After a short hesitation-parliament would not meet until autumn-Bagot saw his policy, and acted with a resolution the more admirable because he was by no means sure of British backing. It was a case of the man with genuine local information and sympathy changing the instructions which had been composed in remote ignorance. He began by appointing a distinguished French Canadian, Vallières de St Real, to the chief justiceship of Montreal; and a moderate reformer, Francis Hincks, who was thoroughly trusted by the reform party, to be inspector-general of accounts.

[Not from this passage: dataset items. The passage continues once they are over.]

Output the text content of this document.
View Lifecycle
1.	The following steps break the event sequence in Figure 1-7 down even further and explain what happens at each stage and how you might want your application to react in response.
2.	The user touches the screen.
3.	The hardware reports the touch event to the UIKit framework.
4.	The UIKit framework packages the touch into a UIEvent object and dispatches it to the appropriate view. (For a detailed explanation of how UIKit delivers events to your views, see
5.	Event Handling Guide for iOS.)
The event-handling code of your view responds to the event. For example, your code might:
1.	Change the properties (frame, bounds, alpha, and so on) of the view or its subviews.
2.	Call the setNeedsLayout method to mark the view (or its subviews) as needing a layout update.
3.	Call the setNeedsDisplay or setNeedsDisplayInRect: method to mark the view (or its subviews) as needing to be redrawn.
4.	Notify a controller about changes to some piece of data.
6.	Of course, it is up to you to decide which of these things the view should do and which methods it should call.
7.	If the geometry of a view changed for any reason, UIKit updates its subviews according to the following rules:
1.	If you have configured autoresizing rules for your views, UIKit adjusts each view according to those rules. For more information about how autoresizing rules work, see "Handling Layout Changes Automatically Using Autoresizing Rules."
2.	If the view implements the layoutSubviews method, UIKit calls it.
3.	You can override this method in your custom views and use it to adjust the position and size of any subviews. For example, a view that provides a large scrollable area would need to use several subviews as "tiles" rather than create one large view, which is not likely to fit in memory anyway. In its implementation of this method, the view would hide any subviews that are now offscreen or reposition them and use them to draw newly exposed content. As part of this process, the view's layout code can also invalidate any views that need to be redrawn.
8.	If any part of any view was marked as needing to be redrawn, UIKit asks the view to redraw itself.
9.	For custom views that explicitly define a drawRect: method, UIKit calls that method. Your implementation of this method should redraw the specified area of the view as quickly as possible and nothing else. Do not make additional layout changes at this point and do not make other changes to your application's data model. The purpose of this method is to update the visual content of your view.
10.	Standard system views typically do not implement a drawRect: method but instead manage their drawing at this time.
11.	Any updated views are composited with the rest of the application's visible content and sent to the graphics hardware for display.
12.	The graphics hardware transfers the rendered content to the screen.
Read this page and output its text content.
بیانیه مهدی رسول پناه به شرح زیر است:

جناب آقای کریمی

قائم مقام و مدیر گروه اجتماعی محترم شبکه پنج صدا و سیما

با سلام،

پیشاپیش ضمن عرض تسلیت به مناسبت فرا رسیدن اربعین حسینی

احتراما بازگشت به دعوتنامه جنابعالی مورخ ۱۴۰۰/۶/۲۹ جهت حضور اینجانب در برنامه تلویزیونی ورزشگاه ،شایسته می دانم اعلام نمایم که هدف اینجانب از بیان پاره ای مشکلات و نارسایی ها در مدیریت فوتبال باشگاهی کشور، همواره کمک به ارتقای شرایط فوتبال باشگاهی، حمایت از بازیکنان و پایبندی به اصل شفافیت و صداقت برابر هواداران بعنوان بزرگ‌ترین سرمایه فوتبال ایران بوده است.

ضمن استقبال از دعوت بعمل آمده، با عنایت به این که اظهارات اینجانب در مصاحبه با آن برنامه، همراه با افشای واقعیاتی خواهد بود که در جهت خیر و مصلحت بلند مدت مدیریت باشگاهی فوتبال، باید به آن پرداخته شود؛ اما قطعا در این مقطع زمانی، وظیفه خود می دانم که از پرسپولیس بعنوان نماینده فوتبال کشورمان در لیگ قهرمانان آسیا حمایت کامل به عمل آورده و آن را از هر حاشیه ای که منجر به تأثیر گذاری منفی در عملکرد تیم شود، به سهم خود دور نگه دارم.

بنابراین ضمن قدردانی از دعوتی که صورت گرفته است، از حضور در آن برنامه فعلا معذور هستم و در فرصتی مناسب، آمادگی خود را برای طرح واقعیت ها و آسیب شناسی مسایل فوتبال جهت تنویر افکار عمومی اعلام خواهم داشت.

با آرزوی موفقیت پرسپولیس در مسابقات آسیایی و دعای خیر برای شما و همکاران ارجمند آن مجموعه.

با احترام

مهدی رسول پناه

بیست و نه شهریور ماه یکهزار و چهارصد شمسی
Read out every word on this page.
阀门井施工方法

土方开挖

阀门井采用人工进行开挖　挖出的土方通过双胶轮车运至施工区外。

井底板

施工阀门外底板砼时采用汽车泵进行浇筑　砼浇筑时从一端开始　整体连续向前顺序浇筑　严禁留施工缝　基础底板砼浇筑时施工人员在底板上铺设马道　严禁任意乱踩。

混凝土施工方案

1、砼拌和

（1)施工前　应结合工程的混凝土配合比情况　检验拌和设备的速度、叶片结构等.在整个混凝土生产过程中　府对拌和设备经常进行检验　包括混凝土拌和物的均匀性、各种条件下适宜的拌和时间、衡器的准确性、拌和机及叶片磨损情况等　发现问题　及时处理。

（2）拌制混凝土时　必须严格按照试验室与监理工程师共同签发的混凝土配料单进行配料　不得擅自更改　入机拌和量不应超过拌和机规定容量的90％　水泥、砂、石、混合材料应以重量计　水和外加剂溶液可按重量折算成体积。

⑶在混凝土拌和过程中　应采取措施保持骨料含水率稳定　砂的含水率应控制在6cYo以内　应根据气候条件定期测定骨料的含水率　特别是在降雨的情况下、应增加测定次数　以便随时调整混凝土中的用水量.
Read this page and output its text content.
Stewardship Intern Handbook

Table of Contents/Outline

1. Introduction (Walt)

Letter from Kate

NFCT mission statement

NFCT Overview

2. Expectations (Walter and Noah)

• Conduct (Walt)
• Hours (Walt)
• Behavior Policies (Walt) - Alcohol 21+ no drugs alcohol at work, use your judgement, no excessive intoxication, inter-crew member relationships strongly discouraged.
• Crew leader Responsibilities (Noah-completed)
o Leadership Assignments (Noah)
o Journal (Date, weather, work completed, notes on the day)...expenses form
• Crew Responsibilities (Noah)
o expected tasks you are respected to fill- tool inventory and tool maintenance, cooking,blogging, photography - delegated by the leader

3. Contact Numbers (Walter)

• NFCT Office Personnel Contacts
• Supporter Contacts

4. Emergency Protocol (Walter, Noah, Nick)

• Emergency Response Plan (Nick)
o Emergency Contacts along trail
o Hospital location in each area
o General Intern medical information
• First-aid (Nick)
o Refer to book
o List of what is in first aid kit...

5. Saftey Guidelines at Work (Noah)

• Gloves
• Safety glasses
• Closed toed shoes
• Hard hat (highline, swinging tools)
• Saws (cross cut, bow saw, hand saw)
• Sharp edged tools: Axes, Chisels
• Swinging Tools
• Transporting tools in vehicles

In both cases he was met with an encouraging loyalty, which compensated for minor disappointments in his FrenchCanadian experiments.1 Then he advanced to the main attack. His council had, fortunately for him, most sympathetic interest in the situation, and, while one or two of the more negligible were absent, men of keen mind among the moderate conservatives, of whom W. H. Draper was the most notable, not only urged him to act, but offered to make necessary changes possible by resignation. The key of the situation lay in the French party, although matters were somewhat complicated by the fact that the French could not in honour accept office without stipulating that Robert Baldwin, the conscientious, intractable and pragmatic minister, whose resignation had threatened to destroy the

1 Of Hincks he writes: 'He has accepted the office, and accepted it in a manner which I think does him much credit, making no exception to any one of his future colleagues in the cabinet, nor any stipulations for himself of any kind.' Bagot to Stanley, June 12, 1842.